# Package headed for Jayess, Misspellipi



## El Guapo (Mar 12, 2016)

Well I felt bad for sniping ol' @Tclem in the call auction, and he recently sent me a really sweet knife. I've been telling Tony for a couple of months now that I have some wood I'll be sending him for use on his knives, and I finally got around to it today. Note: this is actually all just packing protection for a peanut not pictured. Here you go, good buddy! Don't float away!

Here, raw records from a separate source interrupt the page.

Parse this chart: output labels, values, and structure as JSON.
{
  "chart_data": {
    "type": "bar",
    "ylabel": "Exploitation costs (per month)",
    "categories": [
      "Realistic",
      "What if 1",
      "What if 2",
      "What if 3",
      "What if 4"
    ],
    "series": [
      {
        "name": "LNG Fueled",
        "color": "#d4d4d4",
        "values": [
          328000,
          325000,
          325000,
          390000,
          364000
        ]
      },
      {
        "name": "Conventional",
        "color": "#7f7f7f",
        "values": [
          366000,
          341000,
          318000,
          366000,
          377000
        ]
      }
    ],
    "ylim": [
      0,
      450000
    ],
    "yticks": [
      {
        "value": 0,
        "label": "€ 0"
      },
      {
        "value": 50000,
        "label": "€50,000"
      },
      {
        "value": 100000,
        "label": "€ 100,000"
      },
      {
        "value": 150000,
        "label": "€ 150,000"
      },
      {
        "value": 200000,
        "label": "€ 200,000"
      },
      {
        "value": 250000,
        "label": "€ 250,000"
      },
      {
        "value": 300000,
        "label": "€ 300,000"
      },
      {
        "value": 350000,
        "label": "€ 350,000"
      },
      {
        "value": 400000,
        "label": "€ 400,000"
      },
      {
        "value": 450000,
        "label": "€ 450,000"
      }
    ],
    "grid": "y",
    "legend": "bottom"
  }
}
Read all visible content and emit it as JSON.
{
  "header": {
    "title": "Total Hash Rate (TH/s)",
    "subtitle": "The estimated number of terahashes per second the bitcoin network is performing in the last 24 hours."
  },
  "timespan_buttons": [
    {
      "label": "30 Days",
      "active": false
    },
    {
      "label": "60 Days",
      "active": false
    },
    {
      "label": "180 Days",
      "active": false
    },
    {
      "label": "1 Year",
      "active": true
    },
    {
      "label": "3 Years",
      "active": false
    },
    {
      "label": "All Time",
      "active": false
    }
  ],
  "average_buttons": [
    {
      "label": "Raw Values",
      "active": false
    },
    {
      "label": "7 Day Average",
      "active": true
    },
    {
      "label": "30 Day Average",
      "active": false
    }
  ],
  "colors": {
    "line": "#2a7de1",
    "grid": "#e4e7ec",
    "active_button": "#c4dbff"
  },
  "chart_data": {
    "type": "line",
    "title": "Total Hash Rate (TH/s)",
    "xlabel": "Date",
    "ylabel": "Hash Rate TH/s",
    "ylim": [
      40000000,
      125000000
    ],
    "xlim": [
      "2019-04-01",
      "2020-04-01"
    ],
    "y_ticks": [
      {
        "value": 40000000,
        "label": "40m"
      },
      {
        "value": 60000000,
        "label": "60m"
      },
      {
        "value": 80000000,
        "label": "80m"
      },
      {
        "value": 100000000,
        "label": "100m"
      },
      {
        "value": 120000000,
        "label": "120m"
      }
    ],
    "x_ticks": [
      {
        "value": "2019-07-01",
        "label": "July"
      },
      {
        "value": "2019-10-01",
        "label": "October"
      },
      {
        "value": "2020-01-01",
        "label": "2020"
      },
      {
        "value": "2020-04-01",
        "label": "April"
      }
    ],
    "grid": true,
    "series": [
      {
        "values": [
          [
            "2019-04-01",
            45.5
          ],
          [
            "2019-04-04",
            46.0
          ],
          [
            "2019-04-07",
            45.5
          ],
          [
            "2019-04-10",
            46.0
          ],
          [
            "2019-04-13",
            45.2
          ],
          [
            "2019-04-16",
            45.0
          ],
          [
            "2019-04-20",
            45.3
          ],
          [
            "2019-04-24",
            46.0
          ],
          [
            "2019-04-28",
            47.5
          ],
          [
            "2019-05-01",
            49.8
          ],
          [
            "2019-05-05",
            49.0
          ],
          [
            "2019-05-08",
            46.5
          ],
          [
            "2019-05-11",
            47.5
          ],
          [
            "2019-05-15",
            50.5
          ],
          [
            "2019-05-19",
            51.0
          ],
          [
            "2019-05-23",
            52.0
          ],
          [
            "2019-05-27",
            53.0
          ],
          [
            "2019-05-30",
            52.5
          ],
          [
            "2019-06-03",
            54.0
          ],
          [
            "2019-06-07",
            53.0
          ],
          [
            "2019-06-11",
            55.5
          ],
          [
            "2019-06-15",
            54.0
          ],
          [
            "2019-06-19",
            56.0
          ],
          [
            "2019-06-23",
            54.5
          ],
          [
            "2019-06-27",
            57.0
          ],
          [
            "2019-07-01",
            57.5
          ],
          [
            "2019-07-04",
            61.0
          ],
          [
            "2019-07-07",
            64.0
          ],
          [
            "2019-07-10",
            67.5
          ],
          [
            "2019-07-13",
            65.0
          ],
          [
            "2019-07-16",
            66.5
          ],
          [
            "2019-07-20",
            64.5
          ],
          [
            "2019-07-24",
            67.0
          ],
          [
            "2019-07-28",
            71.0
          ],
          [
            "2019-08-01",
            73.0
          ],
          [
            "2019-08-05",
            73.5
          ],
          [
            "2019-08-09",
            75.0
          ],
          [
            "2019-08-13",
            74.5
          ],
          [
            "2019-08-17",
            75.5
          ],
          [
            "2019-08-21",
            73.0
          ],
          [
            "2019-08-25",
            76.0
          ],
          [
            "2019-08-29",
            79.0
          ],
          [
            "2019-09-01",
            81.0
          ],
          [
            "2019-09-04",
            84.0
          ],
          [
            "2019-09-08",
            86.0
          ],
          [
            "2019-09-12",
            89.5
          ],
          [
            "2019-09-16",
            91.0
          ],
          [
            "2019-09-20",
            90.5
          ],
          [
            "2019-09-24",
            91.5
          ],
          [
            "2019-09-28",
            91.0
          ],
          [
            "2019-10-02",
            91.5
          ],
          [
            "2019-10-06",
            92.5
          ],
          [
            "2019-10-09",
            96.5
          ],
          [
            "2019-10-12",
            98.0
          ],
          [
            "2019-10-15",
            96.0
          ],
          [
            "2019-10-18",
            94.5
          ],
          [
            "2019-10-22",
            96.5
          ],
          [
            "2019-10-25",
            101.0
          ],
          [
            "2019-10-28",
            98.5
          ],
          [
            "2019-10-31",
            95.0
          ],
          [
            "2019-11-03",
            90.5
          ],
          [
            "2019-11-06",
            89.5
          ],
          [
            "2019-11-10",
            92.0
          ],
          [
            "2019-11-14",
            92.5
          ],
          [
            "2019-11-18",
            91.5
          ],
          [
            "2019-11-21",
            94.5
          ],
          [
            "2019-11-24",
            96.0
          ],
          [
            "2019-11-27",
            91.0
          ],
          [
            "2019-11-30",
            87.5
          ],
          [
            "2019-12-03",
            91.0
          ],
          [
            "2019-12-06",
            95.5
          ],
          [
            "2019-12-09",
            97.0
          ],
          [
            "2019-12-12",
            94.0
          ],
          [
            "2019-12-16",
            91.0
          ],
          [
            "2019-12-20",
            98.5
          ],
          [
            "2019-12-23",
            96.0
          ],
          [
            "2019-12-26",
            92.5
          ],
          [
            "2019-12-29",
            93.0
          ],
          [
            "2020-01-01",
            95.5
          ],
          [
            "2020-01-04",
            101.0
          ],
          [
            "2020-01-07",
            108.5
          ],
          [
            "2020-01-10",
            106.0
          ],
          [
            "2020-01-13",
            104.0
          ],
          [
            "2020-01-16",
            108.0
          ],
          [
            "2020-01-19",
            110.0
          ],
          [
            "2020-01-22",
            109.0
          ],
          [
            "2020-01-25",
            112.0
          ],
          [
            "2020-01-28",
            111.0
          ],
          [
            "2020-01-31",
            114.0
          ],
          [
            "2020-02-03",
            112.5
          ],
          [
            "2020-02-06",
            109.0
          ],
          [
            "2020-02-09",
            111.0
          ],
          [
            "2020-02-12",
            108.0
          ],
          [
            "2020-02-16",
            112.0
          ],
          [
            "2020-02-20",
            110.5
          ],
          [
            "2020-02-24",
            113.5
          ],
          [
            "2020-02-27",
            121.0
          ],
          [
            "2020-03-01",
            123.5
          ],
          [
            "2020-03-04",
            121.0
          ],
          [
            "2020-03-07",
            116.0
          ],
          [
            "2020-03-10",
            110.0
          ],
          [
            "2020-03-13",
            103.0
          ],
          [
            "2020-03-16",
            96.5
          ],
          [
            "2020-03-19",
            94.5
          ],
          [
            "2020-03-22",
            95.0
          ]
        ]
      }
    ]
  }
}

Reactions: Like 3 | EyeCandy! 6 | Way Cool 5 | Useful 1


----------



## Tclem (Mar 12, 2016)

Is the peanut boiled or roasted. U da man


----------



## El Guapo (Mar 12, 2016)

Tclem said:


> Is the peanut boiled or roasted. U da man


Neither... it's turned! And glad you like 'em!

Reactions: Informative 1


----------



## robert flynt (Mar 12, 2016)

Dog gone Tony, you need to bait him in to sniping you some more.

Reactions: Funny 4


----------



## Tclem (Mar 12, 2016)

robert flynt said:


> Dog gone Tony, you need to need to bait him in to sniping you some more.


Yeah he fell hook line and ..... Well he got a knife out of the deal. Lol


----------